Abstract

Phenobarbital (PHB, Luminal Sodium®) is a medication of the barbiturate and has long been recognized to be an anticonvulsant and a hypnotic because it can facilitate synaptic inhibition in the central nervous system through acting on the γ-aminobutyric acid (GABA) type A (GABAA) receptors. However, to what extent PHB could directly perturb the magnitude and gating of different plasmalemmal ionic currents is not thoroughly explored. In neuroblastoma Neuro-2a cells, we found that PHB effectively suppressed the magnitude of voltage-gated Na+ current (INa) in a concentration-dependent fashion, with an effective IC50 value of 83 µM. The cumulative inhibition of INa, evoked by pulse train stimulation, was enhanced by PHB. However, tefluthrin, an activator of INa, could attenuate PHB-induced reduction in the decaying time constant of INa inhibition evoked by pulse train stimuli. In addition, the erg (ether-à-go-go-related gene)-mediated K+ current (IK(erg)) was also blocked by PHB. The PHB-mediated inhibition on IK(erg) could not be overcome by flumazenil (GABA antagonist) or chlorotoxin (chloride channel blocker).
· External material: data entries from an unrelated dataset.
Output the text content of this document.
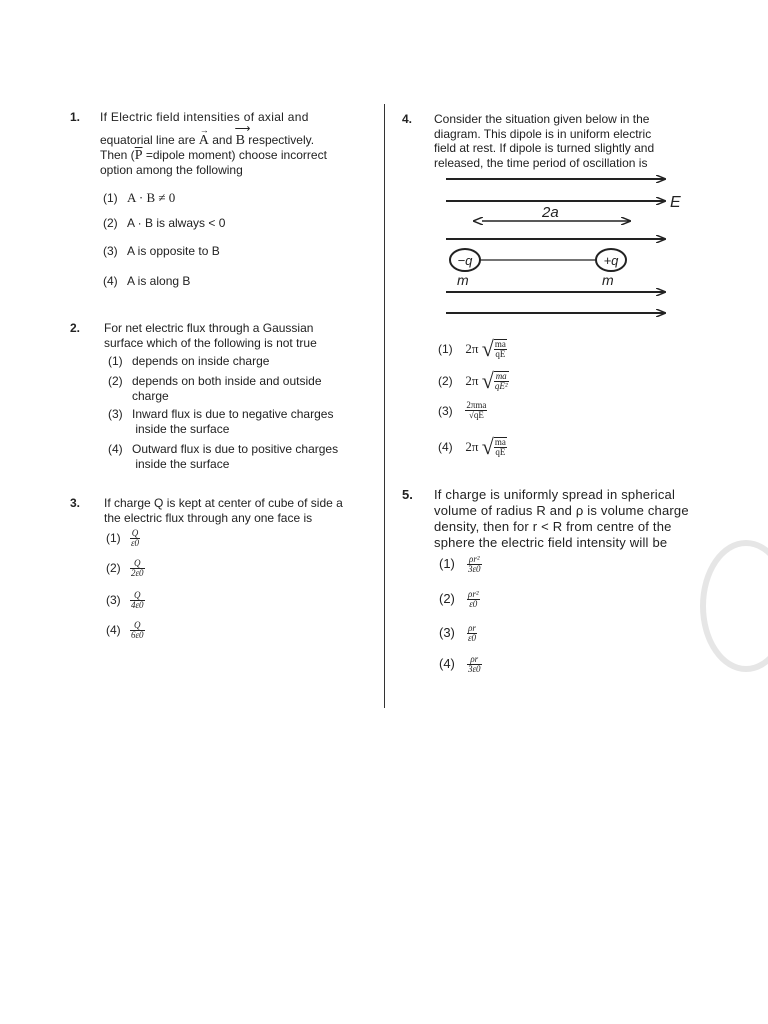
1. If Electric field intensities of axial and
equatorial line are → A and ⟶ B respectively.
Then ($\overline{P}$ =dipole moment) choose incorrect
option among the following
(1) A · B ≠ 0
(2) A · B is always < 0
(3) A is opposite to B
(4) A is along B
2. For net electric flux through a Gaussian
surface which of the following is not true
(1) depends on inside charge
(2) depends on both inside and outside
charge
(3) Inward flux is due to negative charges
inside the surface
(4) Outward flux is due to positive charges
inside the surface
3. If charge Q is kept at center of cube of side a
the electric flux through any one face is
$(1) \frac{Q}{\varepsilon 0}$
$(2) \frac{Q}{2\varepsilon 0}$
$(3) \frac{Q}{4\varepsilon 0}$
$(4) \frac{Q}{6\varepsilon 0}$
4. Consider the situation given below in the
diagram. This dipole is in uniform electric
field at rest. If dipole is turned slightly and
released, the time period of oscillation is
E
2a
−q	+q
m	m
(1) 2π √ $\frac{ma}{qE}$
(2) 2π √ $\frac{ma}{\text{qE²}}$
$(3) \frac{\text{2πma}}{√qE}$
(4) 2π √ $\frac{ma}{qE}$
5. If charge is uniformly spread in spherical
volume of radius R and ρ is volume charge
density, then for r < R from centre of the
sphere the electric field intensity will be
$(1) \frac{\text{ρr²}}{3\varepsilon 0}$
$(2) \frac{\text{ρr²}}{\varepsilon 0}$
$(3) \frac{\rho r}{\varepsilon 0}$
$(4) \frac{\rho r}{3\varepsilon 0}$
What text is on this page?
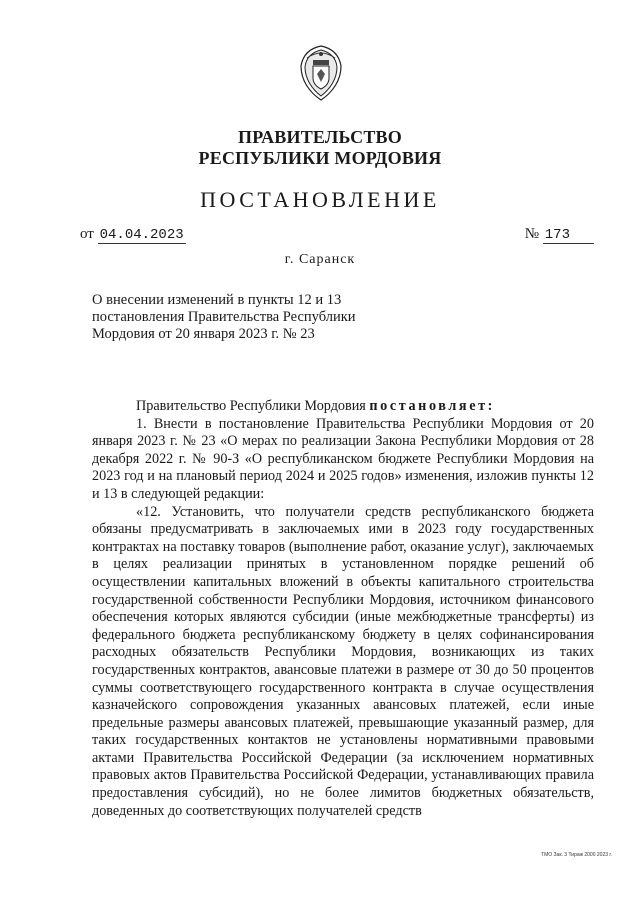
ПРАВИТЕЛЬСТВО
РЕСПУБЛИКИ МОРДОВИЯ
ПОСТАНОВЛЕНИЕ
от 04.04.2023	№ 173
г. Саранск
О внесении изменений в пункты 12 и 13 постановления Правительства Республики Мордовия от 20 января 2023 г. № 23

Правительство Республики Мордовия постановляет:

1. Внести в постановление Правительства Республики Мордовия от 20 января 2023 г. № 23 «О мерах по реализации Закона Республики Мордовия от 28 декабря 2022 г. № 90-З «О республиканском бюджете Республики Мордовия на 2023 год и на плановый период 2024 и 2025 годов» изменения, изложив пункты 12 и 13 в следующей редакции:

«12. Установить, что получатели средств республиканского бюджета обязаны предусматривать в заключаемых ими в 2023 году государственных контрактах на поставку товаров (выполнение работ, оказание услуг), заключаемых в целях реализации принятых в установленном порядке решений об осуществлении капитальных вложений в объекты капитального строительства государственной собственности Республики Мордовия, источником финансового обеспечения которых являются субсидии (иные межбюджетные трансферты) из федерального бюджета республиканскому бюджету в целях софинансирования расходных обязательств Республики Мордовия, возникающих из таких государственных контрактов, авансовые платежи в размере от 30 до 50 процентов суммы соответствующего государственного контракта в случае осуществления казначейского сопровождения указанных авансовых платежей, если иные предельные размеры авансовых платежей, превышающие указанный размер, для таких государственных контактов не установлены нормативными правовыми актами Правительства Российской Федерации (за исключением нормативных правовых актов Правительства Российской Федерации, устанавливающих правила предоставления субсидий), но не более лимитов бюджетных обязательств, доведенных до соответствующих получателей средств

ТМО Зак. 3 Тираж 2000 2023 г.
The PHB reduced the recovery of IK(erg) by a two-step voltage protocol with a geometrics-based progression, but it increased the decaying rate of IK(erg), evoked by the envelope-of-tail method. About the M-type K+ currents (IK(M)), PHB caused a reduction of its amplitude, which could not be counteracted by flumazenil or chlorotoxin, and PHB could enhance its cumulative inhibition during pulse train stimulation. Moreover, the magnitude of delayed-rectifier K+ current (IK(DR)) was inhibited by PHB, while the cumulative inhibition of IK(DR) during 10 s of repetitive stimulation was enhanced. Multiple ionic currents during pulse train stimulation were subject to PHB, and neither GABA antagonist nor chloride channel blocker could counteract these PHB-induced reductions. It suggests that these actions might conceivably participate in different functional activities of excitable cells and be independent of GABAA receptors.